[swift-evolution] [Pitch] Typed throws
clattner at nondot.org
Wed Feb 22 10:55:03 CST 2017
On Feb 22, 2017, at 6:32 AM, John McCall <rjmccall at apple.com> wrote:
>> 3) Third, your enum needs to be declared fragile in order to allow clients to enumerate their cases specifically.
>> The third step (having to mark your enum fragile, however it is spelled) is the biggest sign that you’re opting into a commitment that you should think really hard about. If folks don’t know that this is a big API commitment, then we have bigger problems.
> You're imagining somebody adding a throws annotation because their function itself has one or two explicit throw sites.
I was trying to imagine what the “bad thing” was that you were imagining, I guess I missed the mark :)
> In reality, it's probably because they're calling some other function that can throw. The low-impedence path in that case is to declare that you throw whatever that function throws; this is why people talk about exceptions encoding your library's dependency tree.
Yeah, I’ve totally seen that in Java and other languages, so I can see your concern. I think that that concern is completely addressed by:
1) Only allow one thrown type.
2) Never add T | U | V syntax for anonymous enums.

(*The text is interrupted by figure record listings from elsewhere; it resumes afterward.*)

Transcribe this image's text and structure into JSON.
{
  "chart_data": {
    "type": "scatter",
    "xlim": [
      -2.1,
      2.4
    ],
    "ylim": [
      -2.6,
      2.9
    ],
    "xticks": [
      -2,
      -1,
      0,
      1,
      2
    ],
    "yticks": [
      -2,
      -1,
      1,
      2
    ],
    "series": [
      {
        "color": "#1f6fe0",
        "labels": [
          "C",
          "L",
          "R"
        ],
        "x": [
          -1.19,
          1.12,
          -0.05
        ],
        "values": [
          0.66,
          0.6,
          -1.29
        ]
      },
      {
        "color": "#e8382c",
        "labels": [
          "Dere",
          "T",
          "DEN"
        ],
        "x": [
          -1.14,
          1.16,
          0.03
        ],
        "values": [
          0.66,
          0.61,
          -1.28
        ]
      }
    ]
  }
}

Both of these seem strongly motivated by other design points in swift, so I took those for granted.
With the two of them together, Swift would seriously reduce the odds of your "bad thing” from happening, because people who have to write out new enum types to encode their dependency tree.

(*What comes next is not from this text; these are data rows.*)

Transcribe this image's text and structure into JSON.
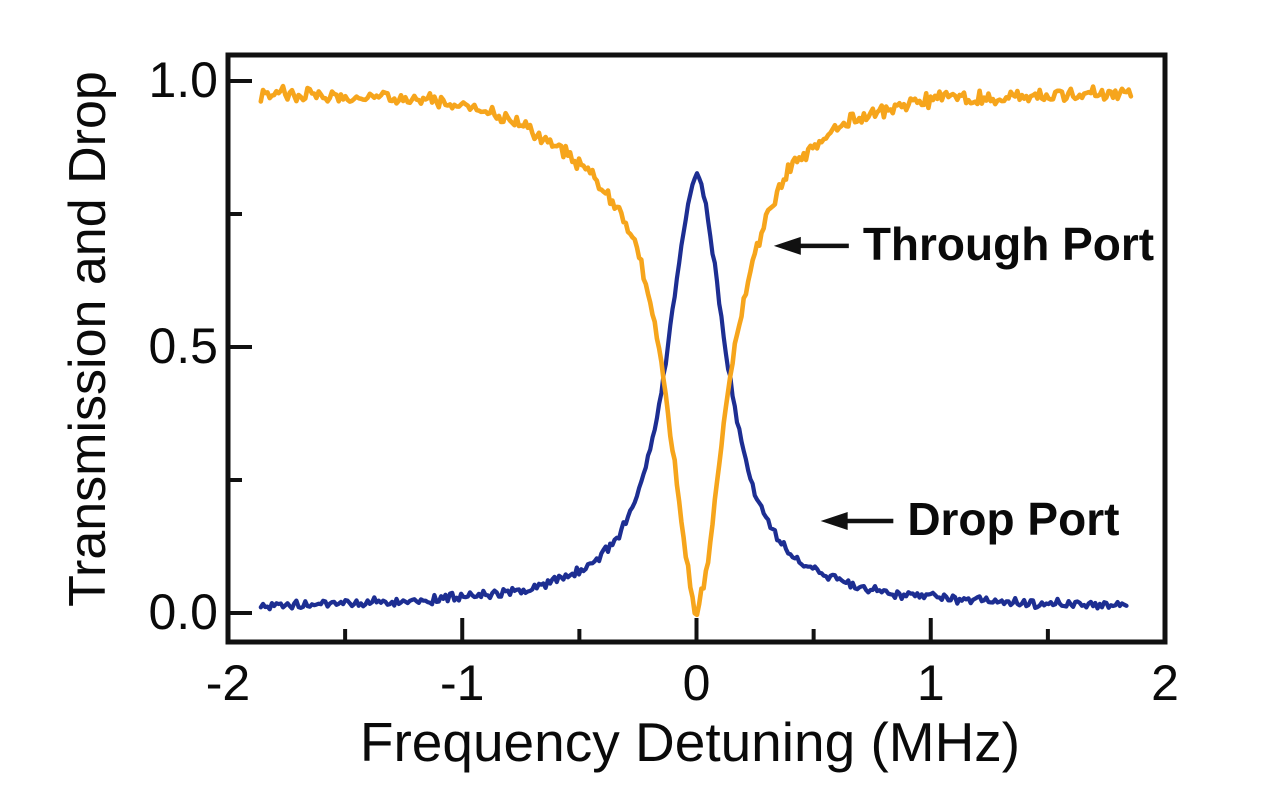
{
  "figure": {
    "kind": "experimental optical resonance spectrum, add-drop resonator",
    "background_color": "#ffffff",
    "axis_color": "#111111",
    "text_color": "#0a0a0a"
  },
  "chart_data": {
    "type": "line",
    "title": "",
    "xlabel": "Frequency Detuning (MHz)",
    "ylabel": "Transmission and Drop",
    "grid": false,
    "legend_position": "none (in-plot arrow annotations)",
    "x_axis": {
      "label": "Frequency Detuning (MHz)",
      "range": [
        -2,
        2
      ],
      "major_ticks": [
        -2,
        -1,
        0,
        1,
        2
      ],
      "major_tick_labels": [
        "-2",
        "-1",
        "0",
        "1",
        "2"
      ],
      "minor_ticks": [
        -1.5,
        -0.5,
        0.5,
        1.5
      ],
      "ticks_direction": "in"
    },
    "y_axis": {
      "label": "Transmission and Drop",
      "range_shown": [
        -0.055,
        1.05
      ],
      "major_ticks": [
        0.0,
        0.5,
        1.0
      ],
      "major_tick_labels": [
        "0.0",
        "0.5",
        "1.0"
      ],
      "minor_ticks": [
        0.25,
        0.75
      ],
      "ticks_direction": "in"
    },
    "series": [
      {
        "name": "Drop Port",
        "color": "#1D2E92",
        "line_width": 4.2,
        "noise_amplitude": 0.007,
        "shape": "Lorentzian peak, max ~0.83 at 0 MHz, baseline ~0.015, FWHM ~0.3 MHz",
        "points": [
          [
            -1.86,
            0.013
          ],
          [
            -1.7,
            0.015
          ],
          [
            -1.5,
            0.018
          ],
          [
            -1.3,
            0.021
          ],
          [
            -1.1,
            0.026
          ],
          [
            -0.95,
            0.031
          ],
          [
            -0.8,
            0.039
          ],
          [
            -0.7,
            0.047
          ],
          [
            -0.6,
            0.06
          ],
          [
            -0.5,
            0.079
          ],
          [
            -0.45,
            0.092
          ],
          [
            -0.4,
            0.11
          ],
          [
            -0.35,
            0.135
          ],
          [
            -0.3,
            0.17
          ],
          [
            -0.25,
            0.222
          ],
          [
            -0.2,
            0.3
          ],
          [
            -0.17,
            0.365
          ],
          [
            -0.14,
            0.445
          ],
          [
            -0.11,
            0.54
          ],
          [
            -0.08,
            0.64
          ],
          [
            -0.06,
            0.705
          ],
          [
            -0.04,
            0.762
          ],
          [
            -0.02,
            0.805
          ],
          [
            0.0,
            0.828
          ],
          [
            0.02,
            0.808
          ],
          [
            0.04,
            0.768
          ],
          [
            0.06,
            0.71
          ],
          [
            0.08,
            0.645
          ],
          [
            0.11,
            0.545
          ],
          [
            0.14,
            0.45
          ],
          [
            0.17,
            0.37
          ],
          [
            0.2,
            0.305
          ],
          [
            0.25,
            0.228
          ],
          [
            0.3,
            0.176
          ],
          [
            0.35,
            0.14
          ],
          [
            0.4,
            0.114
          ],
          [
            0.45,
            0.095
          ],
          [
            0.5,
            0.081
          ],
          [
            0.6,
            0.062
          ],
          [
            0.7,
            0.049
          ],
          [
            0.8,
            0.04
          ],
          [
            0.95,
            0.032
          ],
          [
            1.1,
            0.027
          ],
          [
            1.3,
            0.022
          ],
          [
            1.5,
            0.019
          ],
          [
            1.7,
            0.016
          ],
          [
            1.84,
            0.014
          ]
        ]
      },
      {
        "name": "Through Port",
        "color": "#F6A51C",
        "line_width": 4.6,
        "noise_amplitude": 0.011,
        "shape": "Lorentzian dip, min ~0.01 at 0 MHz, baseline ~0.975, FWHM ~0.55 MHz",
        "points": [
          [
            -1.86,
            0.976
          ],
          [
            -1.7,
            0.974
          ],
          [
            -1.55,
            0.972
          ],
          [
            -1.4,
            0.97
          ],
          [
            -1.25,
            0.967
          ],
          [
            -1.1,
            0.96
          ],
          [
            -1.0,
            0.953
          ],
          [
            -0.9,
            0.942
          ],
          [
            -0.8,
            0.926
          ],
          [
            -0.7,
            0.906
          ],
          [
            -0.62,
            0.886
          ],
          [
            -0.55,
            0.863
          ],
          [
            -0.48,
            0.838
          ],
          [
            -0.42,
            0.808
          ],
          [
            -0.36,
            0.772
          ],
          [
            -0.31,
            0.736
          ],
          [
            -0.27,
            0.7
          ],
          [
            -0.23,
            0.648
          ],
          [
            -0.2,
            0.592
          ],
          [
            -0.17,
            0.522
          ],
          [
            -0.14,
            0.442
          ],
          [
            -0.11,
            0.342
          ],
          [
            -0.08,
            0.232
          ],
          [
            -0.06,
            0.155
          ],
          [
            -0.04,
            0.085
          ],
          [
            -0.02,
            0.03
          ],
          [
            0.0,
            0.006
          ],
          [
            0.02,
            0.03
          ],
          [
            0.045,
            0.09
          ],
          [
            0.07,
            0.17
          ],
          [
            0.095,
            0.27
          ],
          [
            0.12,
            0.37
          ],
          [
            0.15,
            0.468
          ],
          [
            0.18,
            0.545
          ],
          [
            0.22,
            0.622
          ],
          [
            0.26,
            0.688
          ],
          [
            0.3,
            0.742
          ],
          [
            0.35,
            0.798
          ],
          [
            0.4,
            0.835
          ],
          [
            0.45,
            0.858
          ],
          [
            0.5,
            0.878
          ],
          [
            0.57,
            0.902
          ],
          [
            0.65,
            0.922
          ],
          [
            0.75,
            0.94
          ],
          [
            0.85,
            0.952
          ],
          [
            0.95,
            0.96
          ],
          [
            1.05,
            0.965
          ],
          [
            1.2,
            0.969
          ],
          [
            1.4,
            0.972
          ],
          [
            1.6,
            0.974
          ],
          [
            1.86,
            0.976
          ]
        ]
      }
    ],
    "annotations": [
      {
        "text": "Through Port",
        "text_x": 0.71,
        "text_y": 0.69,
        "arrow_tip_x": 0.33,
        "arrow_y": 0.69,
        "arrow_direction": "left"
      },
      {
        "text": "Drop Port",
        "text_x": 0.9,
        "text_y": 0.173,
        "arrow_tip_x": 0.53,
        "arrow_y": 0.173,
        "arrow_direction": "left"
      }
    ]
  }
}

>> AFAICT, the cost of this API is only a “li rN, 0” in the normal path.
> If you're willing to give up on a no-malloc guarantee, even if the fact of resilience, yes, this and similar techniques would work. I'm not sure that all "deep systems" code is quite that deep.
I’m not claiming that all “deep systems” code (whatever that means) is quite "that deep", only that an interesting communities who consider themselves purveyors of systems code also care about controlling allocations for a variety of reasons.
The sort of systems code I’m imagining doesn’t care about resilience at all. They generally have a closed world assumption anyway.